O trecho na Serra do Mar entre São Francisco do Sul e Mafra tem capacidade disponível para uma demanda eventual crescente, pois a ferrovia entre Paranaguá e Curitiba [ambos no Paraná], com condições mais restritas, já transportou 14 milhões de toneladas/ano, e a ligação de Campinas ao Porto de Santos [SP], depois das obras de melhorias e duplicação, está transportando 24 milhões de toneladas.
Portogente – Quais são as perspectivas que desenha em termos de demandas, necessidades e investimentos no setor?
Santos – Nossas ações vão no sentido de ampliar o uso da ferrovia, que perdem carga ano a ano, com exceção da Teresa Cristina, que alimenta a termoelétrica de Tubarão. A Rumo tem perdido carga devido a uma política equivocada de desinteresse na Malha Sul que atravessa o Paraná, Santa Catarina e Rio Grande do Sul. No Paraná ainda tem um movimento razoável e Apucarana e Londrina para o Porto de Paranaguá. Outro problema é que Santa Catarina não tem nenhum terminal de carga, então o trem que vem de São Paulo e passa por Santa Catarina, não carrega nada aqui, devido a falta de terminais. Estamos propondo a criação de alguns terminais para sanar essa dificuldade. Outro aspecto é que tentamos, há mais de 20 anos, criar os contornos ferroviários de Joinville e São Francisco do Sul. Fizemos os projetos, foi encaminhado ao Governo Federal, que começou a obra e parou, mas agora recomeça.

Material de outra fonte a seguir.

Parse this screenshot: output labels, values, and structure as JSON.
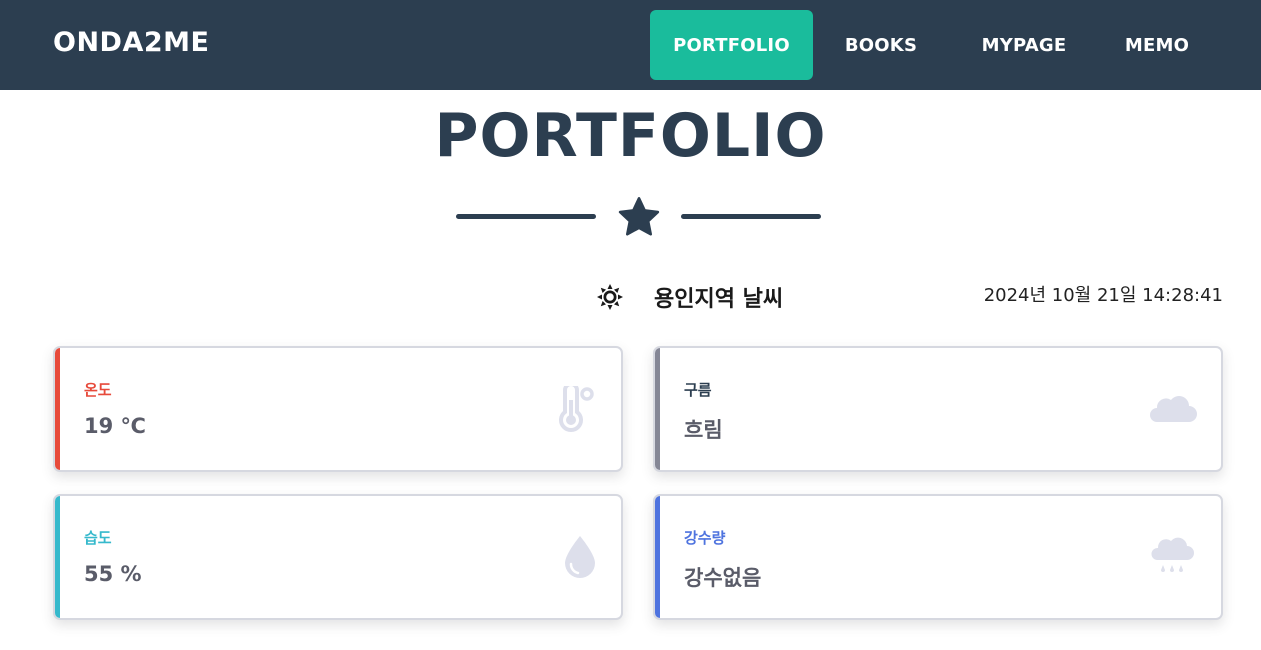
{
  "navbar": {
    "brand": "ONDA2ME",
    "items": [
      {
        "label": "PORTFOLIO",
        "active": true
      },
      {
        "label": "BOOKS",
        "active": false
      },
      {
        "label": "MYPAGE",
        "active": false
      },
      {
        "label": "MEMO",
        "active": false
      }
    ]
  },
  "page": {
    "heading": "PORTFOLIO",
    "divider_icon": "star-icon"
  },
  "weather": {
    "icon": "sun-icon",
    "title": "용인지역 날씨",
    "datetime": "2024년 10월 21일 14:28:41",
    "cards": [
      {
        "label": "온도",
        "value": "19 ℃",
        "icon": "thermometer-icon",
        "accent": "#e74a3b",
        "label_color": "#e74a3b"
      },
      {
        "label": "구름",
        "value": "흐림",
        "icon": "cloud-icon",
        "accent": "#858796",
        "label_color": "#2c3e50"
      },
      {
        "label": "습도",
        "value": "55 %",
        "icon": "droplet-icon",
        "accent": "#36b9cc",
        "label_color": "#36b9cc"
      },
      {
        "label": "강수량",
        "value": "강수없음",
        "icon": "cloud-rain-icon",
        "accent": "#4e73df",
        "label_color": "#4e73df"
      }
    ]
  },
  "colors": {
    "navbar_bg": "#2c3e50",
    "active_nav_bg": "#1abc9c",
    "icon_gray": "#dddfeb"
  }
}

Portogente – Qual tem sido o volume de operações no Estado?
Santos – Apesar dessa malha ferroviária abrangente, o volume de carga na Região Sul tem diminuído muito, principalmente no Tronco Sul, ligação de São Paulo ao Rio Grande do Sul. O fluxo entre Tatuí em São Paulo e Uruguaiana, na divisa gaúcha com a Argentina, vem caindo desde 2009, chegando a zerar em 2018. Os quatro pares de trens diários que circularam nesse trecho representavam uma capacidade de transporte de 12 milhões de toneladas/ano que deixaram de ser utilizadas. Lages, a única estação de Santa Catarina no Tronco Sul, sem ter instalações adequadas para a movimentação de carga geral, deixou de movimentar bobinas de papel e contêineres desde 2012. Atualmente, nas instalações da base de distribuição da Petrobras, recebemos apenas combustível da Refinaria de Alberto Pasqualini na Grande Porto Alegre. Além da diminuição do volume de carga no trecho catarinense do Tronco Sul (Mafra-Lages), a falta de manutenção da via permanente tem levado a velocidade a valores inacreditáveis, com velocidades comerciais de 15 e 10km/h respectivamente.

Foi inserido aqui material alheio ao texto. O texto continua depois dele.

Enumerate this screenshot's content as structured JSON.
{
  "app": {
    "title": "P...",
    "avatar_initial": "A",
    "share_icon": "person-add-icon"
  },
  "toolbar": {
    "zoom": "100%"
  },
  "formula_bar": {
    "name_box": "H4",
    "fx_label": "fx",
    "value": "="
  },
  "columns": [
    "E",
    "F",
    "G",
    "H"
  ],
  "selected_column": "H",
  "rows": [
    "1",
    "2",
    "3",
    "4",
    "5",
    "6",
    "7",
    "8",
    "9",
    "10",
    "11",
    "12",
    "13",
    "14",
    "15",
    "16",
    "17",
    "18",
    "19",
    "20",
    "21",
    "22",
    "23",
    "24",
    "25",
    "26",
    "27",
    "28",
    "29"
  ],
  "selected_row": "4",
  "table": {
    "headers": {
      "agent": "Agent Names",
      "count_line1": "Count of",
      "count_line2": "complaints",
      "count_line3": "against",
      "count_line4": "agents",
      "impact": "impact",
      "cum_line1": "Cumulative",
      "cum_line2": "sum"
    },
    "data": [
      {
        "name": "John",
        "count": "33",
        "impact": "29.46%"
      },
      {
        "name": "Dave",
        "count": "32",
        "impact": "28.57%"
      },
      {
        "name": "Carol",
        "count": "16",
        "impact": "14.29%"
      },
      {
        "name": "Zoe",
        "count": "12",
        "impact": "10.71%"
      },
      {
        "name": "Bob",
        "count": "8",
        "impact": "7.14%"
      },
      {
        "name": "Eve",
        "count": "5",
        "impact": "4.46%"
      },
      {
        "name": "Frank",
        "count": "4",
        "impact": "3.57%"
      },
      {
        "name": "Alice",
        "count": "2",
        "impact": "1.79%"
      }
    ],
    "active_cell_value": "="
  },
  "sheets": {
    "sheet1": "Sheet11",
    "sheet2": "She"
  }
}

Portogente – Em quais áreas pretendem priorizar os investimentos: portos, intermodais, ligação da indústria e agricultura do Oeste com o Leste do estado?

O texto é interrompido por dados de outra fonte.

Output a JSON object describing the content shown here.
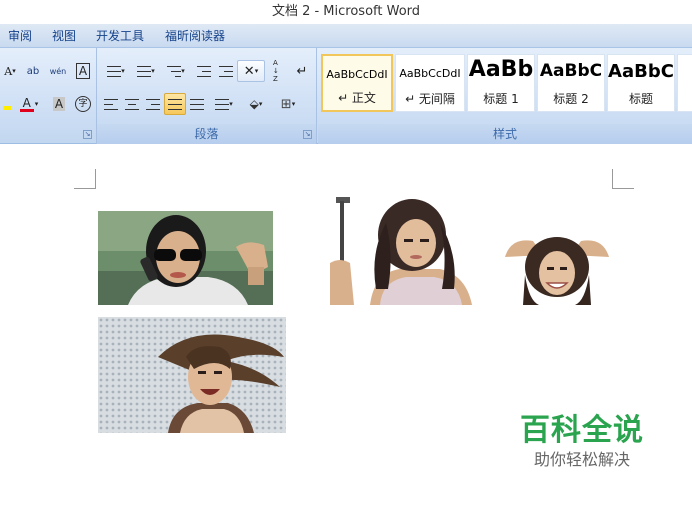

Santos – Com relação a novos projetos, temos estudos da ferrovia de ligação leste-oeste e a litorânea ainda na fase de viabilidade técnica e ambiental, que começaram nos anos 1990. Nos anos 2000 foram aprofundados e feito o projeto básico da litorânea. Mas tudo anda muito devagar. Essas decisões ficam no âmbito do Dnit [Departamento Nacional de Infraestrutura de Transportes] e da Valec. Estamos fazendo algumas ações de curto prazo, aumentando a utilização dos trechos existentes. Propusemos um primeiro trecho da ferrovia litorânea de Joinville-Araquari a Navegantes. O objeto é ligar a indústria aos portos para favorecer a exportação.
No oeste o objetivo é fazer um terminal em Curitibanos, Ponte Alta, um pouco para cima de Lages, para pegar um volume grande de carga de exportação que poderia ir para os portos de Itajaí, Navegantes e Itapoá e para o mercado interno de Rio de Janeiro, São Paulo e Minas Gerais. A Valec contratou, em 2010, o Projeto Básico de Engenharia e os Estudos Ambientais da Ferrovia Leste-Oeste de Santa Catarina, entre Itajaí e Chapecó, com 623km de extensão, com o consórcio Prosul/Urbaniza/Setepla. Os contratos também sofreram paralisações. Essas são algumas alternativas que vêm sendo analisadas para verificar a viabilidade do investimento.